Members partner with organizations like the Peace and Justice Action League of Spokane, the Spokane Alliance, and other groups involved with activism and giving voice to concerns on contraceptive freedom, the environment, immigration and Palestinians, Todd said.
"In our weekly Meaningful Movies, we look at what issues are calling us right now," he said.
Members are in a local coalition of people who go to the Intermodal Transportation Center where immigration officers pick up immigrants. They raise money for bail and legal assistance, as well as informing people on their rights.
Todd, who grew up and was ordained in the Southern Baptist Church, graduated from Howard Payne University in Brownwood, Texas, before going to South Seminary in Louisville, Ky. He earned a master's degree at Spalding University, a Catholic school in St. Louis, and a doctor of ministry degree at Meadville-Lombard, a UU school in Chicago. He became a Unitarian minister in 1999.

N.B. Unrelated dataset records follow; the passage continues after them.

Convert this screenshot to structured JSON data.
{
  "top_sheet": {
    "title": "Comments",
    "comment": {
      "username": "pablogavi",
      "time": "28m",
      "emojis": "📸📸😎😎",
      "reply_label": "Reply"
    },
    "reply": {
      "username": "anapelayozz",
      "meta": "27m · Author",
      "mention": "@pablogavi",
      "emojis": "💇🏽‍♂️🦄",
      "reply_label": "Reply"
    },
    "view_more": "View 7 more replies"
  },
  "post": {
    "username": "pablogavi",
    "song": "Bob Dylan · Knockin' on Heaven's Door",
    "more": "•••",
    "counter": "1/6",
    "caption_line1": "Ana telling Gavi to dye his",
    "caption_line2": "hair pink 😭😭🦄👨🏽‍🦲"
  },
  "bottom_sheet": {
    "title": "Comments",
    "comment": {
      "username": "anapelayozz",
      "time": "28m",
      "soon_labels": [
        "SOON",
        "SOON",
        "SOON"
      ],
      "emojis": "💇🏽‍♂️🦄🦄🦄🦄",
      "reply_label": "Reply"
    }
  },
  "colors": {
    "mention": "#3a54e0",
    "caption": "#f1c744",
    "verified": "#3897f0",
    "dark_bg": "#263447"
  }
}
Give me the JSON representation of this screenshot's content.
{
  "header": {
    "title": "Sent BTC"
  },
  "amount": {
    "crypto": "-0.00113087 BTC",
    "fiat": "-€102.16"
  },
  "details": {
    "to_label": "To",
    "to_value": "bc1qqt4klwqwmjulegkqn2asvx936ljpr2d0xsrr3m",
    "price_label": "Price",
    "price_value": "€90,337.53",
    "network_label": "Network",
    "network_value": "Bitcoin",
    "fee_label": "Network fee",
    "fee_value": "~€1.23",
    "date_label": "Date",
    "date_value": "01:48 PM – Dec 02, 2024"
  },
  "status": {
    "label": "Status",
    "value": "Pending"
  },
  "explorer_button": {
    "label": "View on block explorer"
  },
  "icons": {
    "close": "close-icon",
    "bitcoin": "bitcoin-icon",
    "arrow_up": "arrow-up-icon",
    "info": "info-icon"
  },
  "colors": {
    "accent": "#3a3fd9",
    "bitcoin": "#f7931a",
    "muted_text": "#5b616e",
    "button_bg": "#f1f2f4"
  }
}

"Unitarians, who are less than one percent of the U.S. population, have about 1,000 congregations and about 200,000 members," he said. "Our church has about 400 members, with 300 attending the two Sunday services."
"Most UU congregations seek to create the open, inclusive, supportive community that people need for their lives and seek to have impact on the world to make it a better, more just place for everyone," he said.
"Our mission is to create community, find meaning and work for justice. We champion justice, diversity and environmental stewardship in the wider world," Todd said.
He described Unitarian Universalist "theology" as non-theistic, not defined by one doctrine or theology, but sharing principles in community.
"We are different individuals with different beliefs. Some have no beliefs. Some gravitate to Buddhist theology or philosophy. Some have theistic leanings. Differences do not separate us or cause contention," he said.
Todd finds Spokane more progressive than its reputation as the conservative part of the state.
"I engage in more issues here than I would in a larger city," he said. "There is political diversity here, and many in Spokane have progressive values.
"Spokane's UU Church was part of Spokane before it was Spokane," Todd said. "We have a rich, colorful history here with many movers and shakers among our compassionate, intellectual, caring, active members."